30 Kaffeekünstler treten in Hamburg zur Deutschen Meisterschaft an. Die Teilnehmer formen Indianer und Tulpen aus Milchschaum.

Hamburg. Das interessiert sie nicht die Bohne? Von wegen. Die Blicke von Hunderten Zuschauern waren auf Sener Sönmez gerichtet, wie seine Hand routiniert kreist, ruhig und rhythmisch. So als würde er mit einem Pinsel über eine Leinwand streichen, gießt er Milchschaum in eine Espresso-Tasse. Vor ihm steht nach wenigen Sekunden sein Kunstwerk. Eines, das man nicht nur bewundern, sondern auch riechen und schmecken kann.

Sener Sönmez ist einer von 30 Kaffeekünstlern, die beim Barista-Wettbewerb gegeneinander antreten. Barista (italienisch: Barmann) ist kein geschützter Begriff, aber die neue Kaffeeszene hat ihn kultiviert, um das Bewusstsein zu schärfen, dass es sich um ein eigenständiges Handwerk handelt. Am Wochenende wurde die Meisterschaft im Café Elbgold an der Lagerstraße ausgetragen.

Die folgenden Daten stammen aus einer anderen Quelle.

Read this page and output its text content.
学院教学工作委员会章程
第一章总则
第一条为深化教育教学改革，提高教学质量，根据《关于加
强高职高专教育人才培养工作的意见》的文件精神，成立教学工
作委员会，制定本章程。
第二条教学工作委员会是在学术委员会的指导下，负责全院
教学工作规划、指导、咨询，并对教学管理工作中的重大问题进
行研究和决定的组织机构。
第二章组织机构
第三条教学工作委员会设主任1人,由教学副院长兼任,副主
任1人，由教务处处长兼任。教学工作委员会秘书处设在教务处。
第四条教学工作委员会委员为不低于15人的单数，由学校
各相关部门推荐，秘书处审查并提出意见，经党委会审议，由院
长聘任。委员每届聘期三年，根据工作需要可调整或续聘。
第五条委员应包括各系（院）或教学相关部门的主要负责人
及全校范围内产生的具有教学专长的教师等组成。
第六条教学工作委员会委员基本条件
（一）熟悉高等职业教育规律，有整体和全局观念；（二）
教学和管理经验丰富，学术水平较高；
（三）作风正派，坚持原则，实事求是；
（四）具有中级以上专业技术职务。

Sönmez' Werkzeug ist nicht der perfekte Farbton, sondern der perfekte Milchschaum. In der cremig geschlagenen Milch seines Espresso macchiato ist ein Indianermotiv zu erkennen. Das Publikum klatscht, aber Sönmez hat nur Ohren für seinen Milchschaum. "Den Moment für die perfekte Konsistenz muss man hören, sehen, fühlen", sagt der Hamburger und widmet sich seinem zweiten Indianer. Im Finale der Latte Art Contests müssen die Teilnehmer jedes Motiv zweimal exakt gleich vor den Augen der Jury in die Tassen zaubern. Für sechs Kaffees bleibt nur zehn Minuten Zeit. Jeder Handgriff wird genau beobachtet, anschließend jeder Kaffee beäugt und natürlich probiert. Während Sönmez auf seine Punktzahl wartet, verrät ein Jurymitglied der Barista Championship das Geheimnis des Gewinnerkaffees. "Der Kontrast zwischen Milch und Crema muss stimmen, der Milchschaum seidig glänzen und der Kaffee eine überzeugende Aromanote haben, etwa mit Anklängen von Zitrusfrüchten oder Blaubeeren", sagt Agnes Unterforsthuber. Sener Sönmez meint selbstkritisch: "Ich wollte den Letzten Mohikaner Hamburgs zeigen, aber die Gesichtskonturen lassen zu wünschen übrig." Der 40-Jährige, schwarze Haare, dunkler Teint, ist bekennender Perfektionist und gießt seinen Kunden in seiner traditionell italienischen Espresso-Bar Due Baristi in Eimsbüttel neben Indianern auch Tulpen oder Fahnenblätter in die Tassen.

19 von 30 Punkten gibt ihm die Jury. "Ich hätte die Aufregung zu Hause lassen müssen", sagt Sönmez knapp und gratuliert dem neuen Latte-Art-Meister Matthias Hoppenworth (22,5 Punkte). Der 28-jährige Barista nennt sich schlicht Kaffeekoch. "Latte Art ist wie Blumengießen", sagt er mit einem breiten Siegerlächeln. Der Volkswirtschaftsstudent hat das besondere Kaffeekochen erst vor zweieinhalb Jahren für sich entdeckt, als das Restaurieren von Espresso-Maschinen sein Nebenverdienst war. "Mein Ziel ist es einfach, immer technisch sauber zu arbeiten", sagt der Frankfurter, der nun im Juni als Deutscher Meister Latte Art zur Weltmeisterschaft nach Maastricht reisen wird. Viel habe er gelernt, indem er sich YouTube-Videos angesehen und sich mit anderen Baristas ausgetauscht habe, so Hoppenworth. Etwa über Espressi mit seidiger Textur, feiner Säure, die mit leichten Bitterakzenten harmonieren.

Kommt da der Kaffee-Normalverbraucher noch mit? Das ist ja nicht die Absicht der Kaffeekünstler. Was beim Wein in den letzten Jahren erreicht wurde - die Steigerung der Weinqualitäten bei gleichzeitiger Qualifizierung der Kundschaft - stehe beim Kaffee noch aus, sagt Jurorin Unterforsthuber. Baristi wie Sönmez sind Botschafter der Bohne, auch ohne Titel.